There was a pause for a moment and I thought he was finished. But then he opened it up again by asking, “So do you think it is a sin to use birth control?”
Good grief! This is a man I met fifteen minutes ago!!!
I said something about how no, I didn’t think it was a sin, I just believed that God had told us to have lots of children.
Thankfully, right about then I was saved by outside events that required us to head home right away. But the exchange stuck with me and made me think. Why did my answer to his question cause such a discussion (dare I say: lecture?) to ensue? Why does a perfect stranger feel he has the right (and perhaps obligation) to set me straight on the glories of birth control?
My best guess is this: I think that people feel threatened by my belief in this area. Let me give another example. Have you ever observed a conversation between a homeschool mom and a public school mom? Here is what often happens:
PSM: So where do your kids go to school?
HSM: Actually, we homeschool.
PSM: Lots of stuff about why public school is good for kids and is perfect for their family and really actually necessary.
HSM: Um, ok. (thinking: ok, but we homeschool!)

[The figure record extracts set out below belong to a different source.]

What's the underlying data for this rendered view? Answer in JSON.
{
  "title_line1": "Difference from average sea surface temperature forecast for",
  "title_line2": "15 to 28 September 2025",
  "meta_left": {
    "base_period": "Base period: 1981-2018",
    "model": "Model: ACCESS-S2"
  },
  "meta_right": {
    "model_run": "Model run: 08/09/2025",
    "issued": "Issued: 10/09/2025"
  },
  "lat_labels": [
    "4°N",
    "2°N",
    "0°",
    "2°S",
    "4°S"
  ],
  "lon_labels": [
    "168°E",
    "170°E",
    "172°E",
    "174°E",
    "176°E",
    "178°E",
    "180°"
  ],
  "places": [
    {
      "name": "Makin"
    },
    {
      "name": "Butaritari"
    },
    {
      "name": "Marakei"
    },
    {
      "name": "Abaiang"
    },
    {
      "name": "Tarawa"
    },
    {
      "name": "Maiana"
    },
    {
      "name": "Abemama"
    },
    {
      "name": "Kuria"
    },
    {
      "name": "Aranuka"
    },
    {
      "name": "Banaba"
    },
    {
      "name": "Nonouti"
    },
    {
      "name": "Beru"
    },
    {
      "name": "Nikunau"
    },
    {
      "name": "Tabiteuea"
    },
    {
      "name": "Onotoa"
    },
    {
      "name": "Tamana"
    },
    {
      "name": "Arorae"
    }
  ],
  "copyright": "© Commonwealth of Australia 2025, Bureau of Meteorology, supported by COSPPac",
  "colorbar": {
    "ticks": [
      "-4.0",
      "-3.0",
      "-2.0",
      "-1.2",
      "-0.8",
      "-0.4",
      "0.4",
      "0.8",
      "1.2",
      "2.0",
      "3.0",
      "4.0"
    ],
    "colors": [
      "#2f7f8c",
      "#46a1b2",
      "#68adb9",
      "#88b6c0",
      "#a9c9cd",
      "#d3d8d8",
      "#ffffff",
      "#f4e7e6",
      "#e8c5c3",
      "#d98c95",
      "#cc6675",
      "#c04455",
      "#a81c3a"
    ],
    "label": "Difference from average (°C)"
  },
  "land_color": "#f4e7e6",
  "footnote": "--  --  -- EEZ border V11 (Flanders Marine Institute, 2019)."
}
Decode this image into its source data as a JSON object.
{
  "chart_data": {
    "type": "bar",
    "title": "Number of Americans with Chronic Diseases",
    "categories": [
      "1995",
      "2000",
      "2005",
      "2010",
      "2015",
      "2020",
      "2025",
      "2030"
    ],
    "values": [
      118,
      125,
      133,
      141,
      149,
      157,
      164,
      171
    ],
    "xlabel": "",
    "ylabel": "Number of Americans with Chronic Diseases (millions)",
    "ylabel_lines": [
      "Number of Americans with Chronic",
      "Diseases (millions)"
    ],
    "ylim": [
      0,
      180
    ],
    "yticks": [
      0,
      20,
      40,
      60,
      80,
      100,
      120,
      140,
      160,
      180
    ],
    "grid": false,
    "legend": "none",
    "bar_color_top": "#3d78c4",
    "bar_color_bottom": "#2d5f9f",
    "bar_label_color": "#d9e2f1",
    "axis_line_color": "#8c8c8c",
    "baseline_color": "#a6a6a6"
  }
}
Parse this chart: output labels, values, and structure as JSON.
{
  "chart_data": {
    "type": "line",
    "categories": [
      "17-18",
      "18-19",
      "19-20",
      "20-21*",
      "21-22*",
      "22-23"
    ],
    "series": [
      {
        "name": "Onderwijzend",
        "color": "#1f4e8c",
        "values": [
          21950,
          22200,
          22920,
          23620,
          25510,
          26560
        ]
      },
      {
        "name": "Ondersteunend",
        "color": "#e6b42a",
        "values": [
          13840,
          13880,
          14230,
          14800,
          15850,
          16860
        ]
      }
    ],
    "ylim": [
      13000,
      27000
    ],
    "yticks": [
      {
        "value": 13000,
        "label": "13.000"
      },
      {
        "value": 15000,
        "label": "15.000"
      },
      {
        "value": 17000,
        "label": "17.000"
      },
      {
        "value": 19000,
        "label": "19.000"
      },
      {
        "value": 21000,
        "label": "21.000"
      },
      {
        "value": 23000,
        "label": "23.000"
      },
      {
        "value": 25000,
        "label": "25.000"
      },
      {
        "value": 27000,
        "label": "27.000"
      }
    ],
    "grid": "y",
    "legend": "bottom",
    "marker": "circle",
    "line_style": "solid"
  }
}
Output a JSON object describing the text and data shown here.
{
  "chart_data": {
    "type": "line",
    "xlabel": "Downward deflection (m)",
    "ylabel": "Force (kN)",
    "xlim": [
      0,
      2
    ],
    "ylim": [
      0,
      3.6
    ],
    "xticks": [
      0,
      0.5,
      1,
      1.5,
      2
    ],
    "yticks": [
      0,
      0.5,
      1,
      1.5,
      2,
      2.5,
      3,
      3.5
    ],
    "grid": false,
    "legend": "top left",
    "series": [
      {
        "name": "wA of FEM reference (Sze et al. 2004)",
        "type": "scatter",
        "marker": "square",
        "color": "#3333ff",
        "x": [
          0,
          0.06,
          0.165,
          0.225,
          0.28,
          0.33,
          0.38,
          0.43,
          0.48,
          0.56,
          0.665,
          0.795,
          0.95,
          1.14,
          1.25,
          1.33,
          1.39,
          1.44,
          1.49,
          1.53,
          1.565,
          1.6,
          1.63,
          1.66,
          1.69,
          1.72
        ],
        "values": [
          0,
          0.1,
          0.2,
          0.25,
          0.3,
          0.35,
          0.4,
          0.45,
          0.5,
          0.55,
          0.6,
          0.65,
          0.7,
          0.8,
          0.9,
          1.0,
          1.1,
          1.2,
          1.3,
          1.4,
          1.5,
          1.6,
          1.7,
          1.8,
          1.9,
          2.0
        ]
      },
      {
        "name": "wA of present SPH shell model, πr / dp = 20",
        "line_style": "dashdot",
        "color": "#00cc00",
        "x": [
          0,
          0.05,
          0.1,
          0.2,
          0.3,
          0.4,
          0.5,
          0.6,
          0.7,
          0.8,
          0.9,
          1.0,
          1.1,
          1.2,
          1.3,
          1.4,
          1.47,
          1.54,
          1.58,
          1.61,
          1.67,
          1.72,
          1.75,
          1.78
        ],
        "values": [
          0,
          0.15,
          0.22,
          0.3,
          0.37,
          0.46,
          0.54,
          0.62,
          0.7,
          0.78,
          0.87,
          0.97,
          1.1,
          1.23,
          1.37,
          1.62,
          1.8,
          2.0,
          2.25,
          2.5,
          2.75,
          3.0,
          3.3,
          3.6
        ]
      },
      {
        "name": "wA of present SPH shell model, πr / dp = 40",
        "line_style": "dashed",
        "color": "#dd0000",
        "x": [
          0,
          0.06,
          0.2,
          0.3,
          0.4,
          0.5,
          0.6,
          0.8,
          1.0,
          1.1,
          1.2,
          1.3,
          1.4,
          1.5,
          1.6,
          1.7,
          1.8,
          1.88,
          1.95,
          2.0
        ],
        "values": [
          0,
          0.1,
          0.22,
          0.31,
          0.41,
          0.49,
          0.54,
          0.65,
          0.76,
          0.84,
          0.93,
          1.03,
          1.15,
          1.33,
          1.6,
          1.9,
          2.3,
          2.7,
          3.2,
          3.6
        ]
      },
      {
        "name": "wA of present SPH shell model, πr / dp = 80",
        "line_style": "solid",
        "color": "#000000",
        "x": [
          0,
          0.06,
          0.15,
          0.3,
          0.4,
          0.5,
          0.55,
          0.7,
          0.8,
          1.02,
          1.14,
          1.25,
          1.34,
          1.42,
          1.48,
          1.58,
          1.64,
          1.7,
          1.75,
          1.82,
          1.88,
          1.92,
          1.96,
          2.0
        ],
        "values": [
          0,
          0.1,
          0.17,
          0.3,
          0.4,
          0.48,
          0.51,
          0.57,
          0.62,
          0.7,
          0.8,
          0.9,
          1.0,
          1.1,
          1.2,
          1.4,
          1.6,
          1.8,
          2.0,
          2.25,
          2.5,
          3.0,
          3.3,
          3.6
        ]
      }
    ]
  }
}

It felt a lot like that today. For some reason, no matter the intent behind the statement, people seem to think that having lots of babies implies judgement on those who choose not to. Just like people who don’t homeschool tend to think that those who do imply judgement on them. And the fact is that neither is true – but I don’t know how to get around the assumption. Gabe and I want lots of children, and we believe God has called us to do so. This by no means requires that we think everyone who doesn’t share our belief is a “sinner”! Gabe and I want to homeschool, and we believe that is the best we can do for our children. This does not require that we think everyone who disagrees is a horrible person.
But the fact is that I only know one or two people on the “other side” of those issues who don’t misunderstand us. I wish there were an easy, non-combative way to disabuse people of the notion that my belief for myself means I’m judging them. But I don’t know what it is.